A Inglaterra é muito mais conhecida pelas cervejas do que pelo vinho. Mas há outro produto muito popular no país: a sidra. O fermentado de maçã não possui uma grande reputação, mas em qualquer pub, você vai encontrar sidra, e muitas vezes servida on tap, ao lado das cervejas.

O país é o maior produtor de sidra do mundo, mas é na grande maioria um produto industrializado de massa: um produto de baixo teor alcoólico, docinho, feita de suco importado, que agrada principalmente pessoas pouco habituadas a beber, ou que não gostam de cerveja. Mas como podemos perceber pela sua presença constante, tem uma base de apreciadores bastante grande, no país.

Mesmo assim, devem haver produtores interessados em oferecer um produto distinto, com maiores aspirações, feito a partir de melhores práticas - como escolha das melhores variedades da maçã, cuidados na colheita, produção de estilos menos doces, sem pausterização, sem chaptalização, com espumatização natural [*]. E na medida do possível, procurei algumas sidras em mercados e pubs. A minha experiência com sidra é praticamente nula; mas do que provei, nada me convenceu muito. Ainda assim, achei ao menos duas dignas de nota, que se destacaram da demais, e que menciono abaixo.


Henry Westons Vintage Cider 2015

Nomeada em homenagem ao fundador da marca Westons, esta sidra é produzida com maçãs de uma safra, provenientes de diferentes pomares, de diferentes condados do oeste da Inglaterra. Após a fermentação, ela é maturada em tonéis de carvalho, provavelmente por poucos meses, já que a safra de 2015 já estava engarrafada em maio de 2016 (a colheita ocorreu entre setembro e novembro do ano anterior). Ela possui 8,2% de teor alcoólico, o que é bem acima da média para uma sidra, e classificada como medium dry (meio seca) quando à doçura.

A bebida era de um amarelo-palha translúcido, com poucas bolhas. O aroma de maçã era intenso e predominante, mas o toque da madeira, numa lembrança de especiarias doces é o que a distingue das demais. Ela não me pareceu menos doce do que outras sidras que provei, então, quem tem glicofobia rejeita na hora; mas a acidez é adequada, pra não deixar muito enjoativo. O corpo também me pareceu igual ao de outras, leve, em comparação com vinhos brancos. O gás é pouco, mais para um Vinho Verde do que pra um frisante efetivamente.

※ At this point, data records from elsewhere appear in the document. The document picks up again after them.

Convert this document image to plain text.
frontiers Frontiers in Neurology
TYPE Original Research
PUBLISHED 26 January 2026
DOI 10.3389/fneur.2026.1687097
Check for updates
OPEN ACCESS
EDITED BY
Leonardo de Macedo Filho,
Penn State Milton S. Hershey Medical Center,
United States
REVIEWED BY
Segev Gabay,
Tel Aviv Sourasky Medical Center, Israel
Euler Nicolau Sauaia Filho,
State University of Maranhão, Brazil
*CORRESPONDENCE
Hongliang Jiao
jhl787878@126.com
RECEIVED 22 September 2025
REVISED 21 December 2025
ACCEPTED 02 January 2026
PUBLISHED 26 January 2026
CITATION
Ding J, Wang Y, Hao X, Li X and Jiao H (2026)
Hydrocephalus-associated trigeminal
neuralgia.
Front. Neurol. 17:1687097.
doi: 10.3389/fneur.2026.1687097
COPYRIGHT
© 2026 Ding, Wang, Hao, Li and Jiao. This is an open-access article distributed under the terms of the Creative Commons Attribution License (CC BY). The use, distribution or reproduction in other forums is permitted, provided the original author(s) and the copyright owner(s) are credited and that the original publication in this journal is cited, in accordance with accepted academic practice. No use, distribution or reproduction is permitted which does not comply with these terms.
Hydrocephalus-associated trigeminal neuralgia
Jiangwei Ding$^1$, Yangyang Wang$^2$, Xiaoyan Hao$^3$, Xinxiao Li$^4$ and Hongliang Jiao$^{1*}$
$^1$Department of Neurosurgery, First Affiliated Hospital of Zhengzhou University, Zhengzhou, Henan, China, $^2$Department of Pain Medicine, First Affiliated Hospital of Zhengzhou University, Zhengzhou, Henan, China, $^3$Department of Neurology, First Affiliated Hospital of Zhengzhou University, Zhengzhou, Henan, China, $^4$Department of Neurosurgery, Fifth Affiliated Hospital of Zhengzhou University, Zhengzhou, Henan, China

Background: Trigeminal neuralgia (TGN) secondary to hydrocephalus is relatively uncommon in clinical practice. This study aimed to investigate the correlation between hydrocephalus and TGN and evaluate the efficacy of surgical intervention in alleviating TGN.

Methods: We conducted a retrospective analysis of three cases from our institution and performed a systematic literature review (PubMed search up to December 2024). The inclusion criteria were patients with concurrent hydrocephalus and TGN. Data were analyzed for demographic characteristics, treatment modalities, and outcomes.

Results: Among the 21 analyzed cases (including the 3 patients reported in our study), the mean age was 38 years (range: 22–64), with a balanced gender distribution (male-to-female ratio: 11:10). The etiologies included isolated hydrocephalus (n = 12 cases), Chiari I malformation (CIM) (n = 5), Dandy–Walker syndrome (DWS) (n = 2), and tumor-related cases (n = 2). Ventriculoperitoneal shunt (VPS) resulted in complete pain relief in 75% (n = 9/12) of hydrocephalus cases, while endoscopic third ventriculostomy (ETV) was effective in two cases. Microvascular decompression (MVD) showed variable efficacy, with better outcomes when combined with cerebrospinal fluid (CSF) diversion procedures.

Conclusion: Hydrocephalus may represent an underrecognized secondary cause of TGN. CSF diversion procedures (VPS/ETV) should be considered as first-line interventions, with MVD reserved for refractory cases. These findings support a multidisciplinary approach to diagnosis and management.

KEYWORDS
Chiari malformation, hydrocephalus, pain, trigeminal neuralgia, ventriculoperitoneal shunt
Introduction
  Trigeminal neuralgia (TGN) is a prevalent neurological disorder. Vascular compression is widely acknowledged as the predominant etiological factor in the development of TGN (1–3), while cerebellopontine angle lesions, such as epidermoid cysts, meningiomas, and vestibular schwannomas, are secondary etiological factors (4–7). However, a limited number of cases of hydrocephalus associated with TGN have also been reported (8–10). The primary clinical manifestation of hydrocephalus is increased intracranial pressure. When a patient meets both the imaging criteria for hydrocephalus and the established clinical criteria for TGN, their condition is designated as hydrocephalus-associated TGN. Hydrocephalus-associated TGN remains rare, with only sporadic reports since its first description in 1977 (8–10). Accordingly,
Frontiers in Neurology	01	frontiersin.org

Aspall Suffolk Premier Cru Cyder

A Aspall - localizada em Suffolk, leste da Inglaterra - existe desde 1728, nas mãos da mesma família. Eles escrevem o nome de sua sidra com 'Y' - o que segundo eles indica uma sidra com qualidade superior, resultado de dupla fermentação. Atualmente, eles fermentam suas sidras com leveduras selecionadas de Champagne.

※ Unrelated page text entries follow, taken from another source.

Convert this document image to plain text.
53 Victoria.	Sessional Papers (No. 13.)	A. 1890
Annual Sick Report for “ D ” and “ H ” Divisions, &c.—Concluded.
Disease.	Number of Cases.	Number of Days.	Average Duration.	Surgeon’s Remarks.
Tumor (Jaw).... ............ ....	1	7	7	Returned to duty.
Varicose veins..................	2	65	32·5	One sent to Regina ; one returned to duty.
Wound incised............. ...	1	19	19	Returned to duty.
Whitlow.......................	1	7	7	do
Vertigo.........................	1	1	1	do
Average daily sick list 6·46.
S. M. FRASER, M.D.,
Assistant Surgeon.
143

O termo Premier Cru é puro marketing - não existe nenhuma demarcação de pomares de qualidade superior, e nem mesmo a garantia de que todas as maçãs sejam provenientes do mesmo pomar - mas me chamou a atenção. O teor alcoólico de 7% é um pouco menor do que a outra, mas ainda acima da média; e segundo consta no contra-rótulo, é seca.

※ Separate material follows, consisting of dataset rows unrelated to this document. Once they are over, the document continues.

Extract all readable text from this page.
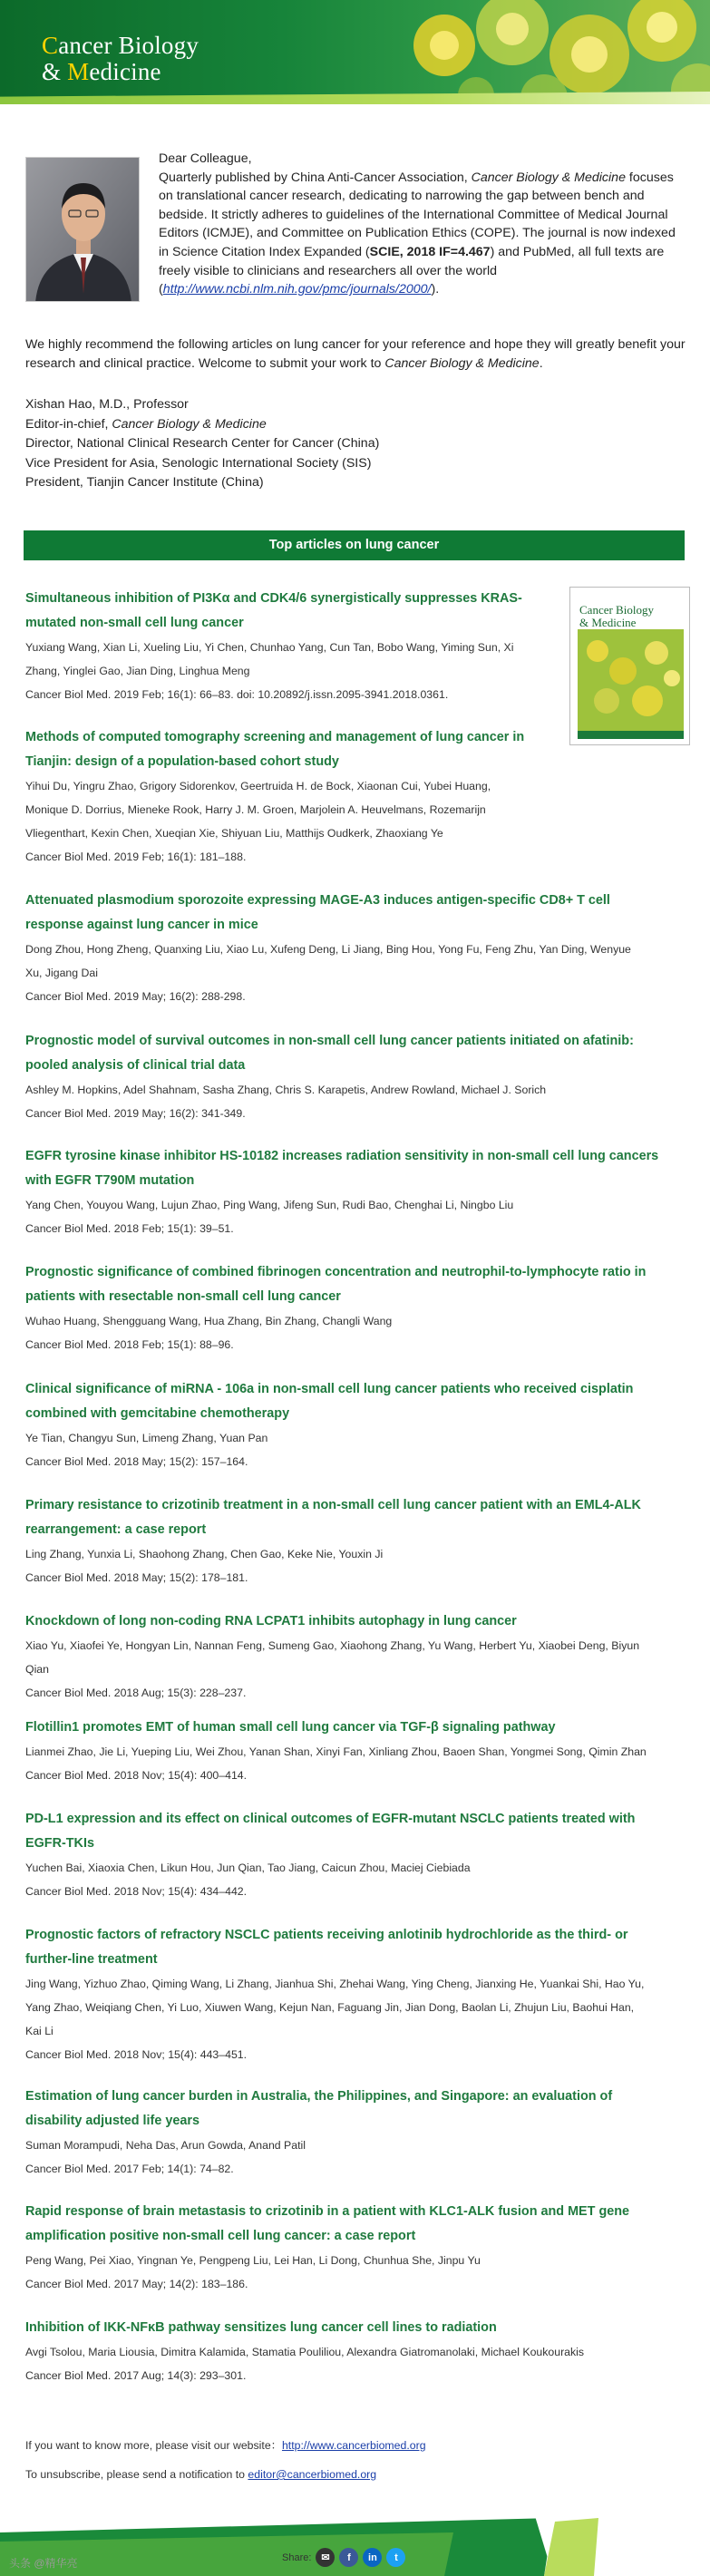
Cancer Biology
& Medicine
Dear Colleague,
Quarterly published by China Anti-Cancer Association, Cancer Biology & Medicine focuses on translational cancer research, dedicating to narrowing the gap between bench and bedside. It strictly adheres to guidelines of the International Committee of Medical Journal Editors (ICMJE), and Committee on Publication Ethics (COPE). The journal is now indexed in Science Citation Index Expanded (SCIE, 2018 IF=4.467) and PubMed, all full texts are freely visible to clinicians and researchers all over the world (http://www.ncbi.nlm.nih.gov/pmc/journals/2000/).
We highly recommend the following articles on lung cancer for your reference and hope they will greatly benefit your research and clinical practice. Welcome to submit your work to Cancer Biology & Medicine.
Xishan Hao, M.D., Professor
Editor-in-chief, Cancer Biology & Medicine
Director, National Clinical Research Center for Cancer (China)
Vice President for Asia, Senologic International Society (SIS)
President, Tianjin Cancer Institute (China)
Top articles on lung cancer
Cancer Biology
& Medicine
Simultaneous inhibition of PI3Kα and CDK4/6 synergistically suppresses KRAS-
mutated non-small cell lung cancer
Yuxiang Wang, Xian Li, Xueling Liu, Yi Chen, Chunhao Yang, Cun Tan, Bobo Wang, Yiming Sun, Xi
Zhang, Yinglei Gao, Jian Ding, Linghua Meng
Cancer Biol Med. 2019 Feb; 16(1): 66–83. doi: 10.20892/j.issn.2095-3941.2018.0361.
Methods of computed tomography screening and management of lung cancer in
Tianjin: design of a population-based cohort study
Yihui Du, Yingru Zhao, Grigory Sidorenkov, Geertruida H. de Bock, Xiaonan Cui, Yubei Huang,
Monique D. Dorrius, Mieneke Rook, Harry J. M. Groen, Marjolein A. Heuvelmans, Rozemarijn
Vliegenthart, Kexin Chen, Xueqian Xie, Shiyuan Liu, Matthijs Oudkerk, Zhaoxiang Ye
Cancer Biol Med. 2019 Feb; 16(1): 181–188.
Attenuated plasmodium sporozoite expressing MAGE-A3 induces antigen-specific CD8+ T cell
response against lung cancer in mice
Dong Zhou, Hong Zheng, Quanxing Liu, Xiao Lu, Xufeng Deng, Li Jiang, Bing Hou, Yong Fu, Feng Zhu, Yan Ding, Wenyue
Xu, Jigang Dai
Cancer Biol Med. 2019 May; 16(2): 288-298.
Prognostic model of survival outcomes in non-small cell lung cancer patients initiated on afatinib:
pooled analysis of clinical trial data
Ashley M. Hopkins, Adel Shahnam, Sasha Zhang, Chris S. Karapetis, Andrew Rowland, Michael J. Sorich
Cancer Biol Med. 2019 May; 16(2): 341-349.
EGFR tyrosine kinase inhibitor HS-10182 increases radiation sensitivity in non-small cell lung cancers
with EGFR T790M mutation
Yang Chen, Youyou Wang, Lujun Zhao, Ping Wang, Jifeng Sun, Rudi Bao, Chenghai Li, Ningbo Liu
Cancer Biol Med. 2018 Feb; 15(1): 39–51.
Prognostic significance of combined fibrinogen concentration and neutrophil-to-lymphocyte ratio in
patients with resectable non-small cell lung cancer
Wuhao Huang, Shengguang Wang, Hua Zhang, Bin Zhang, Changli Wang
Cancer Biol Med. 2018 Feb; 15(1): 88–96.
Clinical significance of miRNA - 106a in non-small cell lung cancer patients who received cisplatin
combined with gemcitabine chemotherapy
Ye Tian, Changyu Sun, Limeng Zhang, Yuan Pan
Cancer Biol Med. 2018 May; 15(2): 157–164.
Primary resistance to crizotinib treatment in a non-small cell lung cancer patient with an EML4-ALK
rearrangement: a case report
Ling Zhang, Yunxia Li, Shaohong Zhang, Chen Gao, Keke Nie, Youxin Ji
Cancer Biol Med. 2018 May; 15(2): 178–181.
Knockdown of long non-coding RNA LCPAT1 inhibits autophagy in lung cancer
Xiao Yu, Xiaofei Ye, Hongyan Lin, Nannan Feng, Sumeng Gao, Xiaohong Zhang, Yu Wang, Herbert Yu, Xiaobei Deng, Biyun
Qian
Cancer Biol Med. 2018 Aug; 15(3): 228–237.
Flotillin1 promotes EMT of human small cell lung cancer via TGF-β signaling pathway
Lianmei Zhao, Jie Li, Yueping Liu, Wei Zhou, Yanan Shan, Xinyi Fan, Xinliang Zhou, Baoen Shan, Yongmei Song, Qimin Zhan
Cancer Biol Med. 2018 Nov; 15(4): 400–414.
PD-L1 expression and its effect on clinical outcomes of EGFR-mutant NSCLC patients treated with
EGFR-TKIs
Yuchen Bai, Xiaoxia Chen, Likun Hou, Jun Qian, Tao Jiang, Caicun Zhou, Maciej Ciebiada
Cancer Biol Med. 2018 Nov; 15(4): 434–442.
Prognostic factors of refractory NSCLC patients receiving anlotinib hydrochloride as the third- or
further-line treatment
Jing Wang, Yizhuo Zhao, Qiming Wang, Li Zhang, Jianhua Shi, Zhehai Wang, Ying Cheng, Jianxing He, Yuankai Shi, Hao Yu,
Yang Zhao, Weiqiang Chen, Yi Luo, Xiuwen Wang, Kejun Nan, Faguang Jin, Jian Dong, Baolan Li, Zhujun Liu, Baohui Han,
Kai Li
Cancer Biol Med. 2018 Nov; 15(4): 443–451.
Estimation of lung cancer burden in Australia, the Philippines, and Singapore: an evaluation of
disability adjusted life years
Suman Morampudi, Neha Das, Arun Gowda, Anand Patil
Cancer Biol Med. 2017 Feb; 14(1): 74–82.
Rapid response of brain metastasis to crizotinib in a patient with KLC1-ALK fusion and MET gene
amplification positive non-small cell lung cancer: a case report
Peng Wang, Pei Xiao, Yingnan Ye, Pengpeng Liu, Lei Han, Li Dong, Chunhua She, Jinpu Yu
Cancer Biol Med. 2017 May; 14(2): 183–186.
Inhibition of IKK-NFκB pathway sensitizes lung cancer cell lines to radiation
Avgi Tsolou, Maria Liousia, Dimitra Kalamida, Stamatia Pouliliou, Alexandra Giatromanolaki, Michael Koukourakis
Cancer Biol Med. 2017 Aug; 14(3): 293–301.
If you want to know more, please visit our website：http://www.cancerbiomed.org
To unsubscribe, please send a notification to editor@cancerbiomed.org
Share: ✉	f	in	t
头条 @精华亮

Ela me pareceu um pouco mais seca que a outra, mas não muito. A doçura ainda era bem perceptivel, mais uma vez, equilibrada pela acidez. O perlage era similar ao das sidras mais básicas, mais intenso e de bolhas maiores do que no Westons. O seu destaque estava na mineralidade de aroma, lembrando pedra de mármore. A cor era bem similar, uma amarelo-palha translúcido.

Conclusão

Possivelmente estes não sejam os exemplares de maior qualidade produzidos na Inglaterra, mas os sites especializados em sidra normalmente as consideram um degrau superior. Eu poderia provar novamente essas sidras algum dia, ou outros produtos dos mesmos produtores que pareçam mais distintos, mas seria algo longe das minhas metas em uma próxima viagem ao país.